The Business Laws (Amendment) Bill 2024 proposes sweeping changes to how employment is defined and taxed, effectively bringing the gig economy into the country’s formal tax net. Under the proposed amendments, the definition of an “employee” would be expanded to include anyone working for wages, remotely or on-site, even for short periods.
“Employee means a person who is employed for wages or a salary and includes an apprentice, indentured learner, and a person who performs his duties remotely or on-site within a business process outsourcing arrangement or an information technology-enabled service,” the bill reads in part.
This means many previously untaxed freelancers would now be subject to statutory deductions similar to those imposed on salaried workers.
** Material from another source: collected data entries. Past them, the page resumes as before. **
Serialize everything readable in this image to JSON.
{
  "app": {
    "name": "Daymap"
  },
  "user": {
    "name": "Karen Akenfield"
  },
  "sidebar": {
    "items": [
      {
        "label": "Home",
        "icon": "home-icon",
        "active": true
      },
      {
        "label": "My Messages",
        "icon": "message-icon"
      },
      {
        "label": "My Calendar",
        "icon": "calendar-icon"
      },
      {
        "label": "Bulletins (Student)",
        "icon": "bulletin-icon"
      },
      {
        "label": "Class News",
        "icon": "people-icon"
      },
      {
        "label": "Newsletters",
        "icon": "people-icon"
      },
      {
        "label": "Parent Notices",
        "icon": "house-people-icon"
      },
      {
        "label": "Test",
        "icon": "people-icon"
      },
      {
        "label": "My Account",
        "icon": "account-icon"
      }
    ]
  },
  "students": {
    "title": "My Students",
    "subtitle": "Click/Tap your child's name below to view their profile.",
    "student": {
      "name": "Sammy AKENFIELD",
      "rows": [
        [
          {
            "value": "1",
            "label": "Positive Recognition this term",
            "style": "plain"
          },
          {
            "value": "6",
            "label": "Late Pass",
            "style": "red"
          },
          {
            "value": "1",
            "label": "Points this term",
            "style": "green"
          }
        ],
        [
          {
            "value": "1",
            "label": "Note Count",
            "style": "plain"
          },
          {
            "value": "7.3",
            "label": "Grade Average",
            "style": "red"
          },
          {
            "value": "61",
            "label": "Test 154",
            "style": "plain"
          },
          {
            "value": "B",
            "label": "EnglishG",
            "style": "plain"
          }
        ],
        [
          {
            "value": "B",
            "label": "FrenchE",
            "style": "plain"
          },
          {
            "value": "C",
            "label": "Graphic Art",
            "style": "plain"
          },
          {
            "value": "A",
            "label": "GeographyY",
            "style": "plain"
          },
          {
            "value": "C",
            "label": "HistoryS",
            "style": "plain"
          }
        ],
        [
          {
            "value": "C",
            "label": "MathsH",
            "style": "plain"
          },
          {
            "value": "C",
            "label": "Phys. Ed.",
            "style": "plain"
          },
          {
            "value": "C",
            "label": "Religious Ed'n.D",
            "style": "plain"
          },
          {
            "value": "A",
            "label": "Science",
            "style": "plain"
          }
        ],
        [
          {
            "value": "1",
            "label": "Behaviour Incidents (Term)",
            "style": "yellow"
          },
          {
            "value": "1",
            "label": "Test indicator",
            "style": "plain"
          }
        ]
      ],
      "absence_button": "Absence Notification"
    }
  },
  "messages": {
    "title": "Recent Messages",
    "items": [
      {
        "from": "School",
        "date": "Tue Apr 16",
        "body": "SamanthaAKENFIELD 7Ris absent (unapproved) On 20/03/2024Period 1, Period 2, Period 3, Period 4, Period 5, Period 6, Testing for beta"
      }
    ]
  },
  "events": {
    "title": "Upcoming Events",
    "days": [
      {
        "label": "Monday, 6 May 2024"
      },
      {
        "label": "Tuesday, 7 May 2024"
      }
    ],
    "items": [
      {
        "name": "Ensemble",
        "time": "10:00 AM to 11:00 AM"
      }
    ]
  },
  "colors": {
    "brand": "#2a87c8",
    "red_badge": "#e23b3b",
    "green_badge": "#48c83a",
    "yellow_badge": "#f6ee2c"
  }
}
While the bill presents the move as part of a broader effort to “create a conducive environment for doing business,” many within Kenya’s informal economy fear it may achieve the opposite.
By requiring organisations that engage freelancers, even temporarily, to provide tools, equipment, and statutory benefits, the cost of compliance may discourage companies from hiring gig workers altogether.
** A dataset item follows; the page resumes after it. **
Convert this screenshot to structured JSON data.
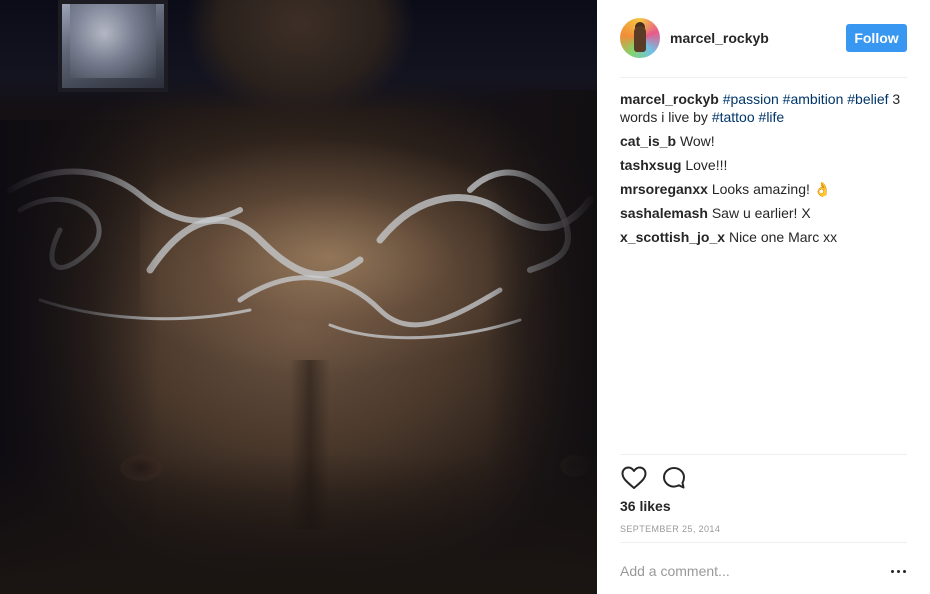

This change will impact people like 27-year-old George Kamau, who resides in Roysambu. Kamau, a freelance graphic designer who begins each day balancing his laptop on a plastic table in his one-room bedsitter
He juggles projects from clients across Kenya and the diaspora, with his income fluctuating depending on each WhatsApp message or email brief. Like many young Kenyans, Kamau turned to the gig economy out of necessity rather than choice—a response to shrinking job opportunities, rising living costs, and the collapse of traditional employment. For Kamau, who earns between Sh15,000 and Sh30,000 a month depending on the volume of gigs, the proposed law feels like a punch to the gut. “Sometimes you go a whole week without a job,” he says. “Now the government wants to tax what little we have left?”
Although the bill also proposes that companies provide gig workers with the necessary tools and equipment to perform their duties, this could lead to reduced take-home pay and create additional financial and logistical burdens for employers, who may struggle to calculate the relevant deductions—costs that could ultimately be passed on to the freelancers themselves.
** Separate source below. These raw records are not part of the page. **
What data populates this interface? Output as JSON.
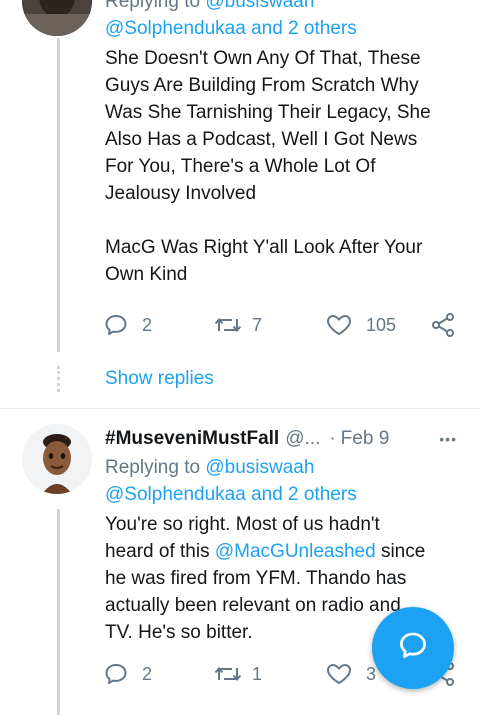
{
  "tweet1": {
    "replying_prefix": "Replying to",
    "replying_handle": "@busiswaah",
    "replying_line2": "@Solphendukaa and 2 others",
    "body_lines": [
      "She Doesn't Own Any Of That, These",
      "Guys Are Building From Scratch Why",
      "Was She Tarnishing Their Legacy, She",
      "Also Has a Podcast, Well I Got News",
      "For You, There's a Whole Lot Of",
      "Jealousy Involved",
      "",
      "MacG Was Right Y'all Look After Your",
      "Own Kind"
    ],
    "reply_count": "2",
    "retweet_count": "7",
    "like_count": "105"
  },
  "show_replies": "Show replies",
  "tweet2": {
    "display_name": "#MuseveniMustFall",
    "handle": "@...",
    "dot": "·",
    "date": "Feb 9",
    "more": "•••",
    "replying_prefix": "Replying to",
    "replying_handle": "@busiswaah",
    "replying_line2": "@Solphendukaa and 2 others",
    "body_line1": "You're so right. Most of us hadn't",
    "body_line2_prefix": "heard of this",
    "body_line2_mention": "@MacGUnleashed",
    "body_line2_suffix": "since",
    "body_line3": "he was fired from YFM. Thando has",
    "body_line4": "actually been relevant on radio and",
    "body_line5": "TV. He's so bitter.",
    "reply_count": "2",
    "retweet_count": "1",
    "like_count": "3"
  },
  "icons": {
    "reply": "speech-bubble-icon",
    "retweet": "retweet-icon",
    "like": "heart-icon",
    "share": "share-icon",
    "compose": "compose-reply-icon"
  },
  "colors": {
    "accent": "#1da1f2",
    "muted": "#657786",
    "text": "#14171a",
    "divider": "#e6ecf0",
    "thread_line": "#ccd6dd"
  }
}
Depress consumer spending. This reduction in disposable income could further depress consumer spending, weakening demand for goods and services and rippling through other sectors of the economy.
“The employer shall ensure that an employee working remotely or on the employer’s site is provided with the necessary tools, equipment, and resources to effectively perform his duties,” the bill states. It adds that, “The purpose of the Bill is to amend various statutes so as to create a conducive environment for doing business.” The bill also redefines a “self-employed person” as anyone earning income outside of a formal employment contract, regardless of whether they employ others. This means that musicians, taxi drivers, construction labourers, and others in similar professions would also be subject to new statutory deductions.
The move comes against the backdrop of Treasury Cabinet Secretary John Mbadi’s recent statements about the government’s efforts to expand its tax base. With Kenyans already feeling the squeeze from the high-tax regime, the Treasury is now looking to untapped revenue sources.
“We cannot continue increasing rates on direct income, employment income, or other direct taxes,” Mbadi told Parliament last month. “Direct taxes have the potential of reducing disposable income, which again reduces demand for goods and services—ultimately affecting production and employment.”
He emphasised the need to explore other avenues to raise revenue while cushioning citizens from additional tax burdens. “There are many Kenyans out there who are very capable of paying taxes, but because they are not visible, they are not paying,” he added in a separate interview.
Mbadi cited rental income as one such area with untapped potential. Although it currently contributes just 17 per cent to total tax revenue, he believes it could generate significantly more.
Many Kenyans in the gig economy rely on their creativity, skills, and technology to survive. With unemployment deepening both in Kenya and across the continent, freelancing has become a lifeline for thousands. Companies also increasingly depend on this creative labour to grow sales and expand their reach, especially amid shrinking demand in the formal Kenyan market.